На главного она не обижалась, понимала, что тот в прав: один в поле не воин. Но пыталась обратить внимание властей на несчастных. Герои ее статей гуляли по улицам в рванье, копались в мусорных контейнерах, загибались от паленой водки в подворотнях, теряли человеческие чувства в руках сутенеров и уголовников. Больные, брошенные старики, дети алкоголиков, малолетние наркоманы и преступники, пьяницы и проститутки преследовали днем и ночью журналиста Наталью Бегунову.

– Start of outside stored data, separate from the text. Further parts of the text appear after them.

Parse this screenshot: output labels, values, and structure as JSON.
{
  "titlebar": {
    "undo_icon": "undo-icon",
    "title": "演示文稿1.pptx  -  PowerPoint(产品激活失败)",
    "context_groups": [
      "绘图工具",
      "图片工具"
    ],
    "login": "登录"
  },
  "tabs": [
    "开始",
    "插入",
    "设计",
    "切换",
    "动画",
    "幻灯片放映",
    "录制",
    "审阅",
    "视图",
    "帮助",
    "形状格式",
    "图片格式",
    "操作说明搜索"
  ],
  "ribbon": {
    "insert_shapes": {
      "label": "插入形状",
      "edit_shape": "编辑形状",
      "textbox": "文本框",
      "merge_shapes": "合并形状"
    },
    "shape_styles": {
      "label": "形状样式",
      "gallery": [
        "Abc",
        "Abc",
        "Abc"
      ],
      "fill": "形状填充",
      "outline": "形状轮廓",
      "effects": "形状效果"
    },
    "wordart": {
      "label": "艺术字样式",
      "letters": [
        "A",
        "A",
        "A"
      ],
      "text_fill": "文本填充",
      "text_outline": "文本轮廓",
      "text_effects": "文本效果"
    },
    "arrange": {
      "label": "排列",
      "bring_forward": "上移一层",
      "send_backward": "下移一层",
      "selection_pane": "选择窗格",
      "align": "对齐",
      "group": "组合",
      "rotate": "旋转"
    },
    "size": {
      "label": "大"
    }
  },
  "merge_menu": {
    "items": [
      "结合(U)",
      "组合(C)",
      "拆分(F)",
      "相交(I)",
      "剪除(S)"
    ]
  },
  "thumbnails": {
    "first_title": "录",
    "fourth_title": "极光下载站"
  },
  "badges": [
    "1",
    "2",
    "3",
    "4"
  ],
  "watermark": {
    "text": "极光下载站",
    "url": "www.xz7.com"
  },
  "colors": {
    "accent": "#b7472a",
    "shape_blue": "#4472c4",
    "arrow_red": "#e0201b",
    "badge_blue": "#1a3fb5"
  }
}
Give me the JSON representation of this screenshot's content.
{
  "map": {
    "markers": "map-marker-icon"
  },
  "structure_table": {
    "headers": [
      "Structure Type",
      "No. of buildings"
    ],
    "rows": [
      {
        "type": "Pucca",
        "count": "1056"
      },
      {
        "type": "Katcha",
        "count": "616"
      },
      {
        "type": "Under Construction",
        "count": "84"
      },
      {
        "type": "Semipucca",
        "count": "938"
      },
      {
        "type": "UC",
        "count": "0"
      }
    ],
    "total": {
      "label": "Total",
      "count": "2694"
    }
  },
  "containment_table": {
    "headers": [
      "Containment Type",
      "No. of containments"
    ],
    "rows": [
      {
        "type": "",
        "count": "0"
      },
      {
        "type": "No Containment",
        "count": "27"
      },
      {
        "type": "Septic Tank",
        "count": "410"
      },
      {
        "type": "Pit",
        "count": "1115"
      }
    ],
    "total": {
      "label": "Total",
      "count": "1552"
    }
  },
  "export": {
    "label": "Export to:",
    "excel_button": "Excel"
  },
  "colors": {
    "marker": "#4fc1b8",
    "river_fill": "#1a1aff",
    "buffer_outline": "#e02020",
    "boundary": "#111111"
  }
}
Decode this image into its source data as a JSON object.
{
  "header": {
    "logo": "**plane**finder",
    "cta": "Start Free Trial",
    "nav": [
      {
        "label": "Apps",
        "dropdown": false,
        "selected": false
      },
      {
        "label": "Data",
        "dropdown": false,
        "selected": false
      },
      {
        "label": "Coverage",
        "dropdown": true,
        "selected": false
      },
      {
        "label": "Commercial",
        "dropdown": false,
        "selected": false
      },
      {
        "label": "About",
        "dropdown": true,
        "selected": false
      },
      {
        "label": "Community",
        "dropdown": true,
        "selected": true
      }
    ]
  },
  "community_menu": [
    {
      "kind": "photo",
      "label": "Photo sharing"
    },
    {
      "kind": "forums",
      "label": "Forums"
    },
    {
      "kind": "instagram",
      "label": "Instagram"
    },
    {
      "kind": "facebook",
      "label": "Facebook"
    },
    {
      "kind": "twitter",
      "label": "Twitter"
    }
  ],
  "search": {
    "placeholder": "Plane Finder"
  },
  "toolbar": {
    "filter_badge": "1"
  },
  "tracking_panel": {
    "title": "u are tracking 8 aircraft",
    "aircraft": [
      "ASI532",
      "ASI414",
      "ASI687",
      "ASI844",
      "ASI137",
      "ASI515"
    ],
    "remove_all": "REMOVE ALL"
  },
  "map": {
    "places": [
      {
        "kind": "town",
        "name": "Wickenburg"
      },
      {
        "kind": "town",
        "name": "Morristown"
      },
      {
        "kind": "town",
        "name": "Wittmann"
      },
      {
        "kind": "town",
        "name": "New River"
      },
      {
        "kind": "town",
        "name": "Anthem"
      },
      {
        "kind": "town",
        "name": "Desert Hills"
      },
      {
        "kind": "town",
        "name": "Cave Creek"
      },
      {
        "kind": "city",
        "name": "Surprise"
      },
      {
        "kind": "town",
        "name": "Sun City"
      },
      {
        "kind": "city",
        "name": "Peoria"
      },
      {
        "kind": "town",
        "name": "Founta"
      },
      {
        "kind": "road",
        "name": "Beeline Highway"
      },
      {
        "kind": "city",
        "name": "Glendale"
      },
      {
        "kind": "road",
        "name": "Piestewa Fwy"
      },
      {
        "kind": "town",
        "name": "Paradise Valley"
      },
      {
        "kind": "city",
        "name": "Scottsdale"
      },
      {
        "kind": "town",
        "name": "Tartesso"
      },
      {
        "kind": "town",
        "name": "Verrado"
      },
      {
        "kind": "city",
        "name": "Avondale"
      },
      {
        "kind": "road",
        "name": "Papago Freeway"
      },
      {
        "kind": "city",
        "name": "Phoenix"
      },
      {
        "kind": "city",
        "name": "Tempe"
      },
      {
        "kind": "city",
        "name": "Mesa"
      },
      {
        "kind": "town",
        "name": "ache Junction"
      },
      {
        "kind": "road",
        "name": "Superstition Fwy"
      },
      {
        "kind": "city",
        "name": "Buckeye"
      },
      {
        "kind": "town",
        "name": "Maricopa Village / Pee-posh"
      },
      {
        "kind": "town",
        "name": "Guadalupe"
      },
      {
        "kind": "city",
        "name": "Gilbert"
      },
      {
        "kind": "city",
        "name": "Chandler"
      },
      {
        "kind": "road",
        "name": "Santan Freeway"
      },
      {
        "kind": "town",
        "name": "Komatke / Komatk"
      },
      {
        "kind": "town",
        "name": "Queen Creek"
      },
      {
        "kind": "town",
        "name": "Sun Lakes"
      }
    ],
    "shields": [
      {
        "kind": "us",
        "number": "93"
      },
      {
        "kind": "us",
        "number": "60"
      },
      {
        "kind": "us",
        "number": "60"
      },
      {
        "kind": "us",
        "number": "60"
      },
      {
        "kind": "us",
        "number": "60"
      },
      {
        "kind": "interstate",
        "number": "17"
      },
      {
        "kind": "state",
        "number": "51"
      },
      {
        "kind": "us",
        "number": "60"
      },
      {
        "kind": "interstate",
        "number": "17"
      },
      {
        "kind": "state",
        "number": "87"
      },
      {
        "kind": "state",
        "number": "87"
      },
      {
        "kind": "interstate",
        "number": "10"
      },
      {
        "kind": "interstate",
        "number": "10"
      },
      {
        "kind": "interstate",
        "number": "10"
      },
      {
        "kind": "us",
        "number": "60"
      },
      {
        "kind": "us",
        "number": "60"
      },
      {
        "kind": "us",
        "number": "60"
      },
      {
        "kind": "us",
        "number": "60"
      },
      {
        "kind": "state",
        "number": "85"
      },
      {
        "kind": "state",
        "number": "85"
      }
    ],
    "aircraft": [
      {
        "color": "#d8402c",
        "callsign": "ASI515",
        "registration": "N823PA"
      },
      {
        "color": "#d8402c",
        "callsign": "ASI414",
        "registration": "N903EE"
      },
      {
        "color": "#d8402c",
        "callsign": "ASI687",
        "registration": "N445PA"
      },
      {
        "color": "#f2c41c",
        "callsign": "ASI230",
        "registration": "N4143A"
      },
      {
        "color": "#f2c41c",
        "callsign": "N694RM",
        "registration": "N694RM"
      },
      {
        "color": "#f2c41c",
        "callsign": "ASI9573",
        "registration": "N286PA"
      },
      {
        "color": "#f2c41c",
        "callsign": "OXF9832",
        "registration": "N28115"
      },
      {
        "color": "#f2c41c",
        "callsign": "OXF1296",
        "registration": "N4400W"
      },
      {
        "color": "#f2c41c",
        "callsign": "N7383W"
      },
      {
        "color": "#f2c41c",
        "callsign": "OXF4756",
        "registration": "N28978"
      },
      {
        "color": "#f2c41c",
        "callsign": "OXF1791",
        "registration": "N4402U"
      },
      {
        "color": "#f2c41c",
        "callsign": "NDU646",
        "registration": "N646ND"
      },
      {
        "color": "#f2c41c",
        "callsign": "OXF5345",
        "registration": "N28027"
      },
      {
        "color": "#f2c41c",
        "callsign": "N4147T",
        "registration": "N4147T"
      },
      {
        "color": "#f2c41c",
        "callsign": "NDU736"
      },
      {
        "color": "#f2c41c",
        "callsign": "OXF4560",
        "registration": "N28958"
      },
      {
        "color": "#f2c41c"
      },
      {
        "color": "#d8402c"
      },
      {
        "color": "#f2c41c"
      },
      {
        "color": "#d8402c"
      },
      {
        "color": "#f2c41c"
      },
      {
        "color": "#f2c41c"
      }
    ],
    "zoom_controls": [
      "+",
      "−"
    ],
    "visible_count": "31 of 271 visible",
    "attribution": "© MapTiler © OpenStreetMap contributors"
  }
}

– Ты слишком близко принимаешь чужие беды, – ругала ее Нинка Шахова, любимая подруга и верный товарищ. – Не солнце, всех не обогреешь. А власти твои статьи до одного места. Береги нервы, не рискуй здоровьем, оно тебе еще пригодится.
– Что же сделать вид, что ничего этого нет, и писать о борьбе хорошего с лучшим? – горячилась Наталья.
– Ну, почему? Пиши, тереби этих зажравшихся, нынешних хозяев жизни, но не забывай и о себе. У тебя дочь растет. Ей мать неврастеничка не нужна. Ты в последнее время больше времени тратишь на чужих людей, чем на собственную семью. Смотри, сбежит муж к другой, которая всегда в хорошем настроении, не думает о мировых катаклизмах, а только о том, как мужу угодить.
Наталья огорченно покивала головой.
– Слушай, я действительно зациклилась на работе. Не помню, когда семьей выбирались за город, в гости перестали ходить. Театр и прочее по боку…
– А я что говорю? Кончай, подруга, изображать из себя мать Tepeзy. Устрой себе медовый месяц.
– С ума сошла, – вскинулась Наталья. – Мы и спим-то в разных комнатах, не только что.
– Ну, доработалась! – Нинка покрутила пальцем у виска. – Ой, смотри, уведет мужика какая-нибудь ласкушка, поплачешь тогда. Забыла, до скольких лет в девках сидела?